Daniele Biacchessi
INEDITO
Siae Olaf (2004)
Una stanza spoglia, con un tavolo al centro, due sedie, un telefono non funzionante, pareti grigie, non più dipinte da alcuni anni, le persiane abbassate per non vedere il cielo e le stelle. Andrea se ne stava seduto in penombra, proprio nel punto esatto in cui il buio di quella stanza giocava con la luce fioca della lampada.
Lui smontava con la massima cura, pezzo dopo pezzo, il suo mitragliatore Beretta Sc 70, una macchina da piombo, seicentocinquanta colpi in un solo minuto di calibro 5,6.
Stella lo osservava, quasi con ammirazione,finché il colpo secco del caricatore innestato nel mitra, ruppe per un attimo quello strano silenzio.
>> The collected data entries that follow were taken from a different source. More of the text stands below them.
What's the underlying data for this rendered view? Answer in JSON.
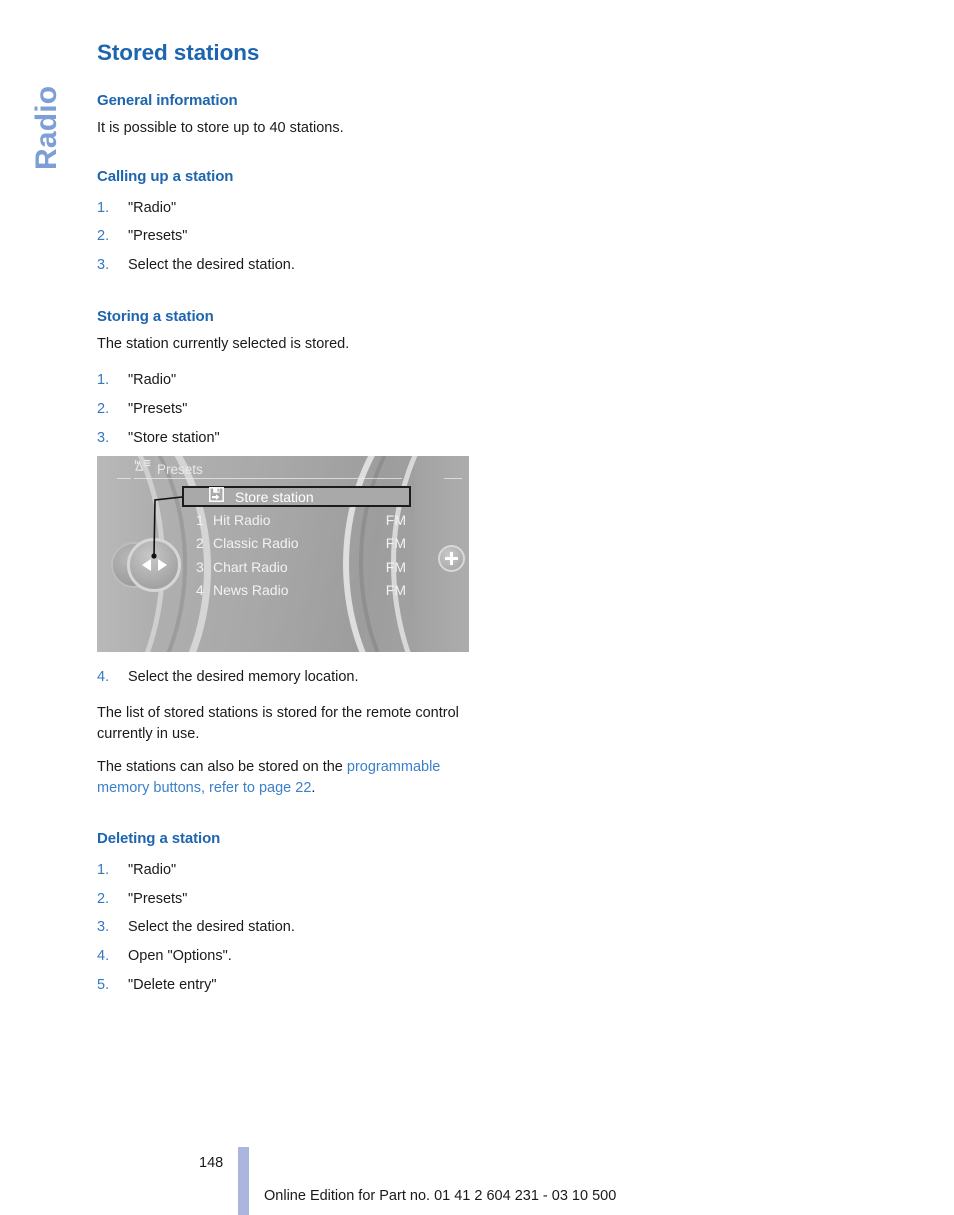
{
  "chapter_tab": {
    "label": "Radio"
  },
  "page": {
    "title": "Stored stations",
    "number": "148",
    "footer_note": "Online Edition for Part no. 01 41 2 604 231 - 03 10 500"
  },
  "sections": {
    "general": {
      "heading": "General information",
      "body": "It is possible to store up to 40 stations."
    },
    "calling_up": {
      "heading": "Calling up a station",
      "steps": [
        {
          "num": "1.",
          "text": "\"Radio\""
        },
        {
          "num": "2.",
          "text": "\"Presets\""
        },
        {
          "num": "3.",
          "text": "Select the desired station."
        }
      ]
    },
    "storing": {
      "heading": "Storing a station",
      "intro": "The station currently selected is stored.",
      "steps": [
        {
          "num": "1.",
          "text": "\"Radio\""
        },
        {
          "num": "2.",
          "text": "\"Presets\""
        },
        {
          "num": "3.",
          "text": "\"Store station\""
        }
      ],
      "step4": {
        "num": "4.",
        "text": "Select the desired memory location."
      },
      "note1": "The list of stored stations is stored for the remote control currently in use.",
      "note2_prefix": "The stations can also be stored on the ",
      "note2_link": "programmable memory buttons, refer to page 22",
      "note2_suffix": "."
    },
    "deleting": {
      "heading": "Deleting a station",
      "steps": [
        {
          "num": "1.",
          "text": "\"Radio\""
        },
        {
          "num": "2.",
          "text": "\"Presets\""
        },
        {
          "num": "3.",
          "text": "Select the desired station."
        },
        {
          "num": "4.",
          "text": "Open \"Options\"."
        },
        {
          "num": "5.",
          "text": "\"Delete entry\""
        }
      ]
    }
  },
  "idrive": {
    "header_icon": "radio-antenna-list-icon",
    "header_label": "Presets",
    "store_row": {
      "icon": "save-floppy-icon",
      "label": "Store station"
    },
    "stations": [
      {
        "index": "1",
        "name": "Hit Radio",
        "band": "FM"
      },
      {
        "index": "2",
        "name": "Classic Radio",
        "band": "FM"
      },
      {
        "index": "3",
        "name": "Chart Radio",
        "band": "FM"
      },
      {
        "index": "4",
        "name": "News Radio",
        "band": "FM"
      }
    ],
    "controller": {
      "left_icon": "arrow-left-icon",
      "right_icon": "arrow-right-icon"
    },
    "plus_button": "plus-icon"
  },
  "colors": {
    "heading_blue": "#1e65b0",
    "step_number_blue": "#3379c0",
    "link_blue": "#3b80c9",
    "chapter_tab_blue": "#7d9fd6",
    "footer_bar": "#aab6dd",
    "body_text": "#1a1a1a"
  }
}
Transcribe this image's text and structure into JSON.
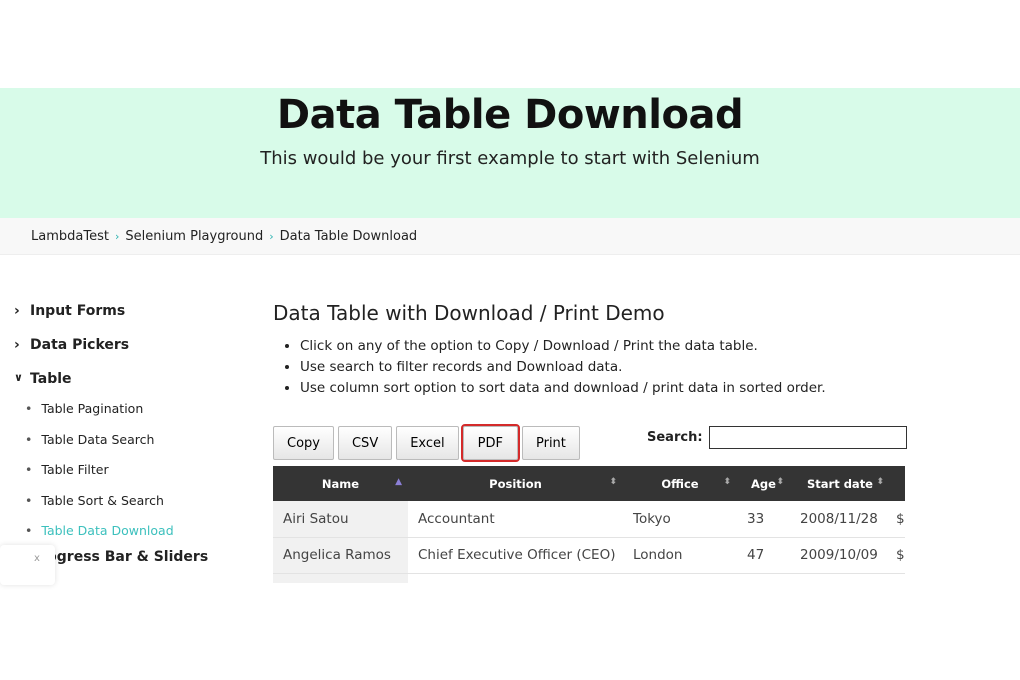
{
  "hero": {
    "title": "Data Table Download",
    "subtitle": "This would be your first example to start with Selenium"
  },
  "breadcrumb": [
    "LambdaTest",
    "Selenium Playground",
    "Data Table Download"
  ],
  "sidebar": {
    "groups": [
      {
        "label": "Input Forms",
        "chevron": "chevron-right"
      },
      {
        "label": "Data Pickers",
        "chevron": "chevron-right"
      },
      {
        "label": "Table",
        "chevron": "chevron-down"
      }
    ],
    "items": [
      "Table Pagination",
      "Table Data Search",
      "Table Filter",
      "Table Sort & Search",
      "Table Data Download"
    ],
    "next_group": "Progress Bar & Sliders",
    "active_color": "#3cc0bd"
  },
  "main": {
    "title": "Data Table with Download / Print Demo",
    "bullets": [
      "Click on any of the option to Copy / Download / Print the data table.",
      "Use search to filter records and Download data.",
      "Use column sort option to sort data and download / print data in sorted order."
    ]
  },
  "toolbar": {
    "buttons": [
      "Copy",
      "CSV",
      "Excel",
      "PDF",
      "Print"
    ],
    "highlighted": "PDF"
  },
  "search": {
    "label": "Search:",
    "value": ""
  },
  "table": {
    "headers": [
      "Name",
      "Position",
      "Office",
      "Age",
      "Start date"
    ],
    "rows": [
      [
        "Airi Satou",
        "Accountant",
        "Tokyo",
        "33",
        "2008/11/28",
        "$"
      ],
      [
        "Angelica Ramos",
        "Chief Executive Officer (CEO)",
        "London",
        "47",
        "2009/10/09",
        "$"
      ]
    ]
  },
  "popup": {
    "close": "x"
  }
}
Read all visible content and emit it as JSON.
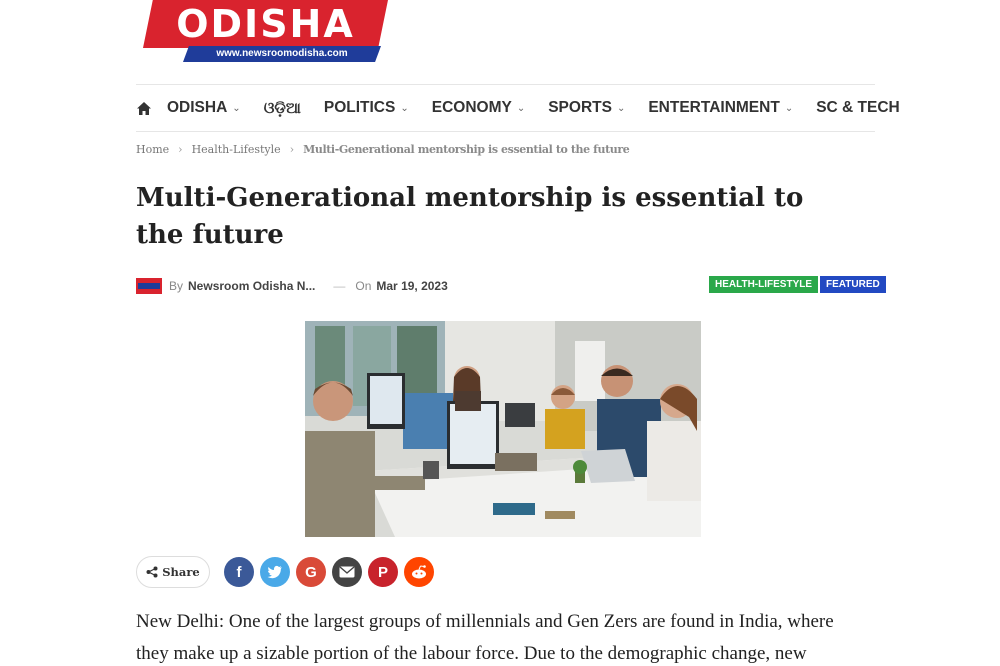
{
  "logo": {
    "text": "ODISHA",
    "url": "www.newsroomodisha.com"
  },
  "nav": {
    "items": [
      {
        "label": "ODISHA",
        "dropdown": true
      },
      {
        "label": "ଓଡ଼ିଆ",
        "dropdown": false
      },
      {
        "label": "POLITICS",
        "dropdown": true
      },
      {
        "label": "ECONOMY",
        "dropdown": true
      },
      {
        "label": "SPORTS",
        "dropdown": true
      },
      {
        "label": "ENTERTAINMENT",
        "dropdown": true
      },
      {
        "label": "SC & TECH",
        "dropdown": false
      }
    ]
  },
  "breadcrumb": {
    "home": "Home",
    "category": "Health-Lifestyle",
    "current": "Multi-Generational mentorship is essential to the future"
  },
  "article": {
    "title": "Multi-Generational mentorship is essential to the future",
    "by_label": "By",
    "author": "Newsroom Odisha N...",
    "on_label": "On",
    "date": "Mar 19, 2023",
    "tags": [
      "HEALTH-LIFESTYLE",
      "FEATURED"
    ],
    "body_line1": "New Delhi: One of the largest groups of millennials and Gen Zers are found in India, where",
    "body_line2": "they make up a sizable portion of the labour force. Due to the demographic change, new"
  },
  "share": {
    "label": "Share",
    "icons": [
      {
        "name": "facebook-icon",
        "color": "#3b5998",
        "glyph": "f"
      },
      {
        "name": "twitter-icon",
        "color": "#4aa9e8",
        "glyph": "t"
      },
      {
        "name": "google-icon",
        "color": "#d94a38",
        "glyph": "G"
      },
      {
        "name": "email-icon",
        "color": "#444444",
        "glyph": "✉"
      },
      {
        "name": "pinterest-icon",
        "color": "#c8232c",
        "glyph": "P"
      },
      {
        "name": "reddit-icon",
        "color": "#ff4500",
        "glyph": "r"
      }
    ]
  },
  "colors": {
    "brand_red": "#d9232e",
    "brand_blue": "#1f3c9a"
  }
}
“Molto più in alto del Presidente del Consiglio” – disse Andrea con voce roca. “A chi ti riferisci? Forse al Presidente della
Repubblica?” – rispose Stella. “Bisogna colpire subito e in alto, la più importante carica istituzionale del nostro alleato, il paese amico per eccellenza”. Andrea lo rimarcò con fare sornione e con il sorriso sulle labbra.
Dei militanti dei Nuclei Combattenti, erano rimasti solo in quattro ancora in libertà. Il blitz delle forze speciali, quello dell’agosto dell’anno prima, li aveva definitivamente sconfitti, annientati. Per anni avevano organizzato attentati, omicidi, ferimenti, colpito giudici, magistrati, consulenti del Governo, giornalisti. Centinaia di morti, migliaia di feriti in una sorta di guerra civile che aveva coinvolto giovani che ai tempi erano poco più che ventenni. Molti vennero arrestati.
Altri uccisi in conflitti a fuoco con le armi in pugno. I pentiti raccontarono agli inquirenti lo schema organizzativo del gruppo. Gli irriducibili vennero condannati al buio di carceri speciali, senza alcun contatto con il mondo esterno, chiusi nel loro silenzio.
Loro no, non li presero mai. Forse perché negli anni di piombo erano troppo giovani e nei Nuclei Combattenti coprivano ruoli secondari. Coperture logistiche e qualche sparo.